Before Christianity came to what is now Ireland and the British Isles, there were already Celtic crosses in use but they were not high crosses.  It is said that St. Patrick added the circle to the Christian cross as a way of communicating that the God who created the sun, and hence the universe, also was known in Jesus of Nazareth who died on a Roman cross.  Instead, the ancient Celtic cross is more ancient than that.  

Instead of upright crosses, such carvings were placed flat on the ground, the four quarters pointing to the four directions.  To the North lies wisdom, silence, Winter, death, and the element of the earth.  To the East lies rebirth, youth, Spring, growth, sunrise, and the element of water.  To the South lies vitality, vigor, Summer, strength, noontime, and the element of air.  To the West lies knowledge, experience, Autumn, guidance, sunset, and the element of fire.  The circle which connects the four points is the cycle of the eternal returns of all these things, and the Center represents the Spirit and the soul.  If you noticed, there are both elements of the divine masculine and feminine in this description.  
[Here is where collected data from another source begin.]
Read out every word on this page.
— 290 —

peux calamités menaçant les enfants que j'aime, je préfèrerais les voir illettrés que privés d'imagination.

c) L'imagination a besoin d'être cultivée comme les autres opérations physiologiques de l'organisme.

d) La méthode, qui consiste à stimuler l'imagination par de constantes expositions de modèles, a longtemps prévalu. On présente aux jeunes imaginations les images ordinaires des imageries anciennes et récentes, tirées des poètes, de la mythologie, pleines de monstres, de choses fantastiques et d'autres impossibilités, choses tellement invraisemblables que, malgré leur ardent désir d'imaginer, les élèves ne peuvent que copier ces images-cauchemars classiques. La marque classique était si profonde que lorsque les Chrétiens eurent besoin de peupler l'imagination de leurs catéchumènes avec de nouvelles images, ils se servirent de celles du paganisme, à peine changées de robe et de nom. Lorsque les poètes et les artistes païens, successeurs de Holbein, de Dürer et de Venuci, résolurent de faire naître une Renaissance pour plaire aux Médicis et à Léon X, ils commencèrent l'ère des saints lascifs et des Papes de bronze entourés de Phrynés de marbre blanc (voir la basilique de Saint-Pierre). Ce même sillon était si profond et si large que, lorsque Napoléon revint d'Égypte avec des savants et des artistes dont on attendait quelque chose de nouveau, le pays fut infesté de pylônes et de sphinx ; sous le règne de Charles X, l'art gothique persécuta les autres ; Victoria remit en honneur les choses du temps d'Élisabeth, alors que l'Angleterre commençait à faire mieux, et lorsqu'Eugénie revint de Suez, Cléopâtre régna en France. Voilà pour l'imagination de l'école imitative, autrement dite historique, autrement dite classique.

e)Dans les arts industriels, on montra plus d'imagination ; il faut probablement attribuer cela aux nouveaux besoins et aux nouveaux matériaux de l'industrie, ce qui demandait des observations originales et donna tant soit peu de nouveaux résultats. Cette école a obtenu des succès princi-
It seems to me that our culture seems to have lost the ancient connection to the cycles of nature, and the cyclic cosmology from that time.  Instead, we think in more linear ways, as if everything has a beginning and an ending.  This not only affects the ways we look at life, but influences our conceptions of history and our misunderstandings of such biblical terms as "the end of the age."  Instead of  the end of an era and the beginning of a new era, many hear a term that refers to the end of the world.  Hence, a word like apocalypse (which means to reveal) then begins to take on meanings of the "end times" and the destruction of the world.  The cyclic world of most ancient peoples who depended on knowing and living within the agrarian cycles of nature gets displayed in such symbols as spirals and circles.  But the Celts also had quite an affinity for the number three, which melded neatly with Trinitarian thought.  And so, for hundreds of years Ireland had both an ecologically aware and a very relational form of Christianity.  What if we could reclaim such a cosmology as a way of healing Christianity from its pretenses of power over others, alienation from creation, and the reclaiming of the divine feminine?

Celtic Cross

Some of you know that my youngest brother Steven died in a truck rollover accident last May.  He was 27 years old, and left an ex-wife and two children.  It has been a hard few months personally as I continue to come to terms with his untimely death.  He had just moved to Grand Junction, Colorado in an attempt to find a greater access to work for his painting business.  The distance and separation from the facts of his accident provided many questions as we tried to put pieces together.  

Needless to say, his loss was a shock to all of us.  I didn't have much of a sense of his presence except for one evening while going through his pictures while preparing a slide show for the Memorial.  Losing a brother I expected to be able to play softball with continues to be difficult.  What surprised me, however, was not having a sense of his presence.  So as a part of my grief, I found a great tattoo artist named Dr. Skins.  He studied art at UCLA and was a jazz harmonica artist with a few rock bands in the 80's and 90's.  He helped turn a picture of a Celtic cross into the art you see above, with intricate shading that makes it look like aged stone.  

Now I have a remembrance of Steven with me all the time, and a celebration of our Celtic heritage that both of us enjoyed.  Life isn't the same without you.  Love ya bro'.  Go Utes!